Abstract

Background: Liposomes are utilized as a drug delivery carrier in various fields of biomedicine. They are synthesized in the nanometer-size range and are becoming a viable drug delivery carrier for the treatment of different diseases. MicroRNAs as regulatory elements could be transferred to cells for changing their morphology or physiology. The study’s major aim is to find the optimized formula of liposomes for transfection of microRNA to human mesenchymal stem cell line S1939 (HMSCs). Materials and Methods: Various ratios of soybean phosphatidylcholine (SPC), cholesterol, 1, 2 dioleoyloxy-3- (trimethylammonium) propane (DOTAP), and polyethylene glycol (PEG) were combined. The mean diameter of all formulations and their surface properties were determined by a zeta sizer device and scanning electron microscope, respectively. The cytotoxicity of formulations was assessed using MTT (3,4,5-dimethyl thiazol-2-yl) (2,5-diphenyltetrazolium bromide) assay. The transfection effectiveness of liposomal miRNA vs empty liposomes was determined using agarose gel electrophoresis. Results: The optimized liposome vesicles were prepared using 45:30:27.5:5 molar ratios of SPC:DOTAP:cholesterol: DSPE-PEG. The liposome formulations F10 and F18 were the best in terms of biocompatibility because of the higher viabilities of treated cells. The best formulation (F18, containing 0.7 µg of miRNA and 10 µg of liposome) was nearly 100% efficient in sequestering and fixing miRNA. Phase-contrast and fluorescent microscopic examinations showed intra-nuclear as well as intracytoplasmic localization of the particles. Conclusion: Some easily prepared liposomal formulation vehicles are quite efficient in the transfection of miRNA into the HMSCs and could be used for in vitro applications in regenerative medicine.

摘要

背景：脂质体被用作生物医学各个领域的药物递送载体。

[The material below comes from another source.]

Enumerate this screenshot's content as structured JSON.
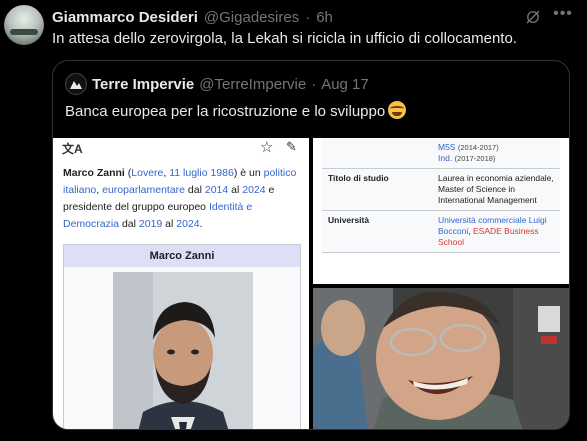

它们在纳米尺寸范围内合成，正在成为治疗不同疾病的可行药物输送载体。作为调控元件的 MicroRNA 可以转移到细胞中以改变它们的形态或生理学。该研究的主要目的是找到用于将 microRNA 转染到人间充质干细胞系 S1939 (HMSCs) 的优化脂质体配方。材料和方法：将各种比例的大豆磷脂酰胆碱 (SPC)、胆固醇、1, 2 二油酰氧基-3-（三甲基铵）丙烷 (DOTAP) 和聚乙二醇 (PEG) 组合在一起。所有配方的平均直径及其表面特性分别由 zeta sizer 装置和扫描电子显微镜测定。使用 MTT（3,4,5-二甲基噻唑-2-基）（2,5-二苯基四唑溴化物）测定法评估制剂的细胞毒性。使用琼脂糖凝胶电泳测定脂质体 miRNA 与空脂质体的转染效果。结果：使用 45:30:27.5:5 摩尔比的 SPC:DOTAP:胆固醇:DSPE-PEG 制备优化的脂质体囊泡。脂质体制剂 F10 和 F18 在生物相容性方面是最好的，因为处理过的细胞具有更高的活力。最佳配方（F18，含有 0.7 µg miRNA 和 10 µg 脂质体）在隔离和固定 miRNA 方面几乎 100% 有效。相衬和荧光显微镜检查显示颗粒位于核内和胞质内。结论：一些易于制备的脂质体制剂载体在将 miRNA 转染到 HMSCs 中非常有效，可用于再生医学的体外应用。